Her little hand shot out towards the assistant who froze just for an instance - but that pause gave the old lady time to click her fingers and her little hand vibrated as if she was casting some magical spell and it worked because a pen appeared in her hand!
She scribbled on the prescription and handed it over, pocketing the pen of course, the assistant looked at the form and then smiled (big mistake) before saying "that will be 15 minutes - do you...." but she was cut of by the shriek "FIFTEEN MINUTES!"
The whole shop froze, we all held our breath expecting the old lady to lean across the counter and suck the life out of the assistant like some geriatric alien life force drinking vampire.
She then looked the assistant squarely in the eye and said the words that will stay with me for the rest of my life - "I'll be back!" She then opened her large handbag, pulled out some dark glasses, put them one and taking her trolly she glided away from the counter.
Dilip came forward with my pills and handed them over not before checking my address, when he realised that I live in a very nice part of town and he could see that I was a decent sort, the look on his face changed - he smiled at me and asked if I could help him escape. It turned out that he had previously been on missionary work, living in the deepest darkest most deprived slums in Africa - and he wanted to go back because the quality of life was better there than in Tesco.
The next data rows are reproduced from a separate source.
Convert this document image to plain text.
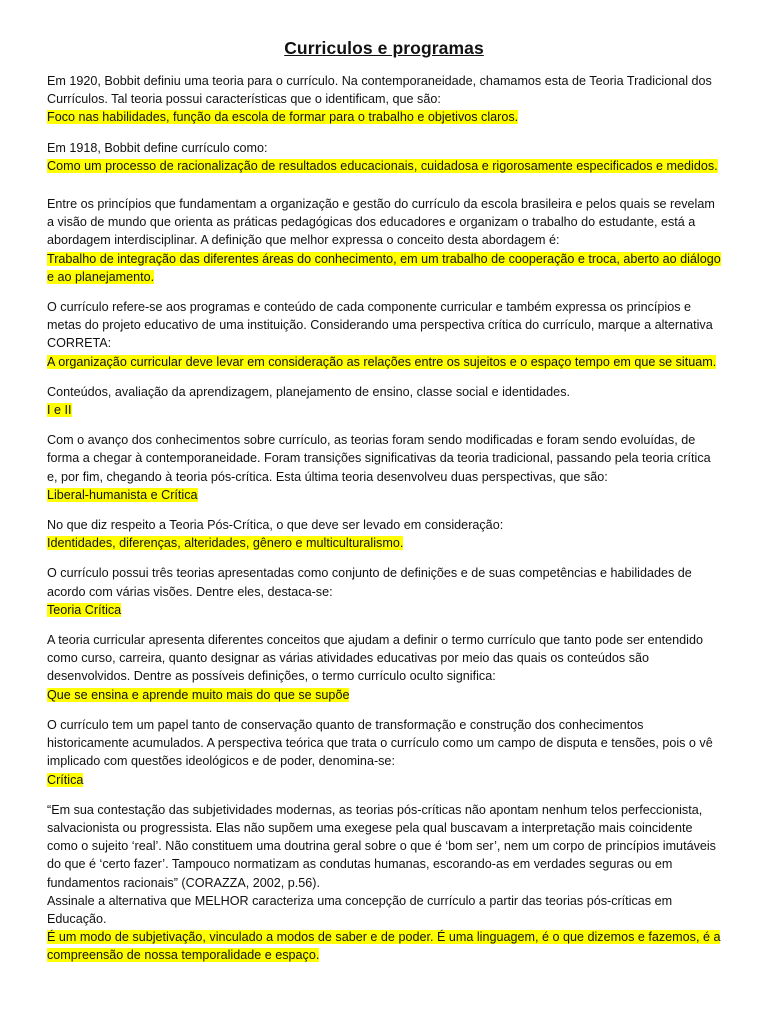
Curriculos e programas

Em 1920, Bobbit definiu uma teoria para o currículo. Na contemporaneidade, chamamos esta de Teoria Tradicional dos Currículos. Tal teoria possui características que o identificam, que são:

Foco nas habilidades, função da escola de formar para o trabalho e objetivos claros.

Em 1918, Bobbit define currículo como:

Como um processo de racionalização de resultados educacionais, cuidadosa e rigorosamente especificados e medidos.

Entre os princípios que fundamentam a organização e gestão do currículo da escola brasileira e pelos quais se revelam a visão de mundo que orienta as práticas pedagógicas dos educadores e organizam o trabalho do estudante, está a abordagem interdisciplinar. A definição que melhor expressa o conceito desta abordagem é:

Trabalho de integração das diferentes áreas do conhecimento, em um trabalho de cooperação e troca, aberto ao diálogo e ao planejamento.

O currículo refere-se aos programas e conteúdo de cada componente curricular e também expressa os princípios e metas do projeto educativo de uma instituição. Considerando uma perspectiva crítica do currículo, marque a alternativa CORRETA:

A organização curricular deve levar em consideração as relações entre os sujeitos e o espaço tempo em que se situam.

Conteúdos, avaliação da aprendizagem, planejamento de ensino, classe social e identidades.

I e II

Com o avanço dos conhecimentos sobre currículo, as teorias foram sendo modificadas e foram sendo evoluídas, de forma a chegar à contemporaneidade. Foram transições significativas da teoria tradicional, passando pela teoria crítica e, por fim, chegando à teoria pós-crítica. Esta última teoria desenvolveu duas perspectivas, que são:

Liberal-humanista e Crítica

No que diz respeito a Teoria Pós-Crítica, o que deve ser levado em consideração:

Identidades, diferenças, alteridades, gênero e multiculturalismo.

O currículo possui três teorias apresentadas como conjunto de definições e de suas competências e habilidades de acordo com várias visões. Dentre eles, destaca-se:

Teoria Crítica

A teoria curricular apresenta diferentes conceitos que ajudam a definir o termo currículo que tanto pode ser entendido como curso, carreira, quanto designar as várias atividades educativas por meio das quais os conteúdos são desenvolvidos. Dentre as possíveis definições, o termo currículo oculto significa:

Que se ensina e aprende muito mais do que se supõe

O currículo tem um papel tanto de conservação quanto de transformação e construção dos conhecimentos historicamente acumulados. A perspectiva teórica que trata o currículo como um campo de disputa e tensões, pois o vê implicado com questões ideológicos e de poder, denomina-se:

Crítica

“Em sua contestação das subjetividades modernas, as teorias pós-críticas não apontam nenhum telos perfeccionista, salvacionista ou progressista. Elas não supõem uma exegese pela qual buscavam a interpretação mais coincidente como o sujeito ‘real’. Não constituem uma doutrina geral sobre o que é ‘bom ser’, nem um corpo de princípios imutáveis do que é ‘certo fazer’. Tampouco normatizam as condutas humanas, escorando-as em verdades seguras ou em fundamentos racionais” (CORAZZA, 2002, p.56).

Assinale a alternativa que MELHOR caracteriza uma concepção de currículo a partir das teorias pós-críticas em Educação.

É um modo de subjetivação, vinculado a modos de saber e de poder. É uma linguagem, é o que dizemos e fazemos, é a compreensão de nossa temporalidade e espaço.
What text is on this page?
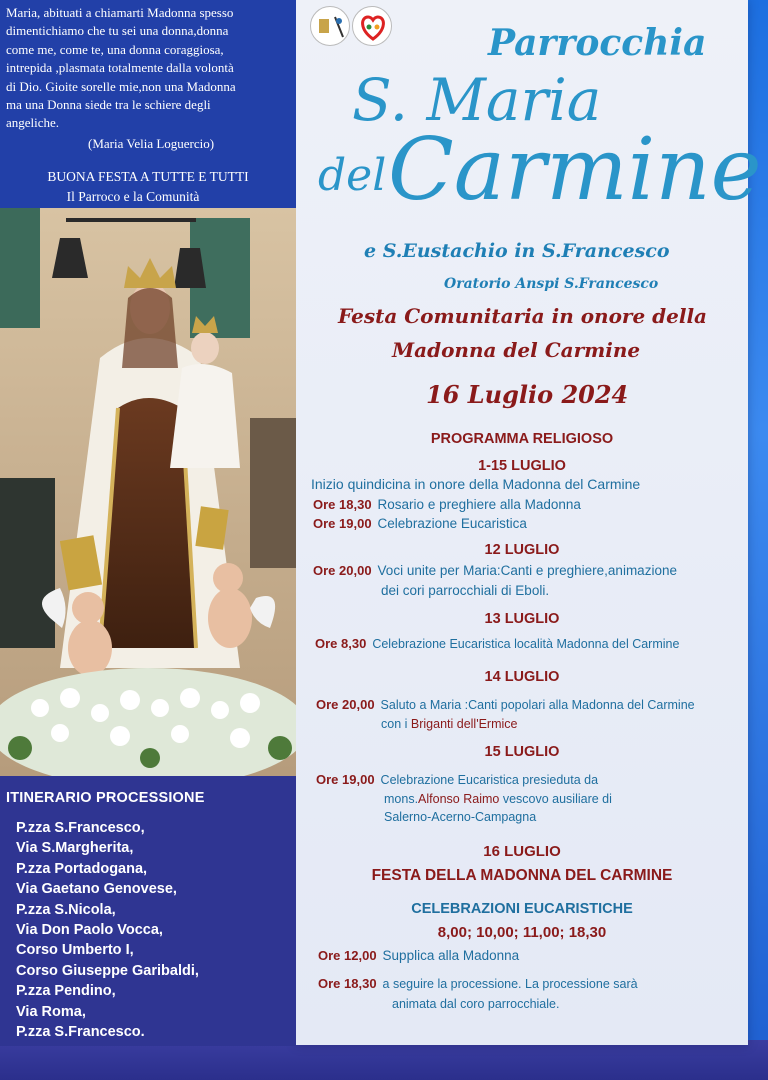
Maria, abituati a chiamarti Madonna spesso
dimentichiamo che tu sei una donna,donna
come me, come te, una donna coraggiosa,
intrepida ,plasmata totalmente dalla volontà
di Dio. Gioite sorelle mie,non una Madonna
ma una Donna siede tra le schiere degli
angeliche.
(Maria Velia Loguercio)
BUONA FESTA A TUTTE E TUTTI
Il Parroco e la Comunità
ITINERARIO PROCESSIONE
P.zza S.Francesco,
Via S.Margherita,
P.zza Portadogana,
Via Gaetano Genovese,
P.zza S.Nicola,
Via Don Paolo Vocca,
Corso Umberto I,
Corso Giuseppe Garibaldi,
P.zza Pendino,
Via Roma,
P.zza S.Francesco.
Parrocchia
S. Maria
Carmine
del
e S.Eustachio in S.Francesco
Oratorio Anspi S.Francesco
Festa Comunitaria in onore della
Madonna del Carmine
16 Luglio 2024
PROGRAMMA RELIGIOSO
1-15 LUGLIO
Inizio quindicina in onore della Madonna del Carmine
Ore 18,30 Rosario e preghiere alla Madonna
Ore 19,00 Celebrazione Eucaristica
12 LUGLIO
Ore 20,00 Voci unite per Maria:Canti e preghiere,animazione
dei cori parrocchiali di Eboli.
13 LUGLIO
Ore 8,30 Celebrazione Eucaristica località Madonna del Carmine
14 LUGLIO
Ore 20,00 Saluto a Maria :Canti popolari alla Madonna del Carmine
con i Briganti dell'Ermice
15 LUGLIO
Ore 19,00 Celebrazione Eucaristica presieduta da
mons.Alfonso Raimo vescovo ausiliare di
Salerno-Acerno-Campagna
16 LUGLIO
FESTA DELLA MADONNA DEL CARMINE
CELEBRAZIONI EUCARISTICHE
8,00; 10,00; 11,00; 18,30
Ore 12,00 Supplica alla Madonna
Ore 18,30 a seguire la processione. La processione sarà
animata dal coro parrocchiale.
I left poor Dilip sobbing into his counter, I made my own escape back out into the watery light of Mansfield, drove back to my nice middle class life, threw another log on the fire and turned on the telly to watch Strictly and The X Factor.
And now, as I write this message of hope I can still hear the rain beating a rhythm on the conservatory roof - the message it sounds is clear - don't worry old chap, at least you have a conservatory.
Have a nice day, try and keep dry and when the iceberg hits, cling onto a politician - they are bound to survive.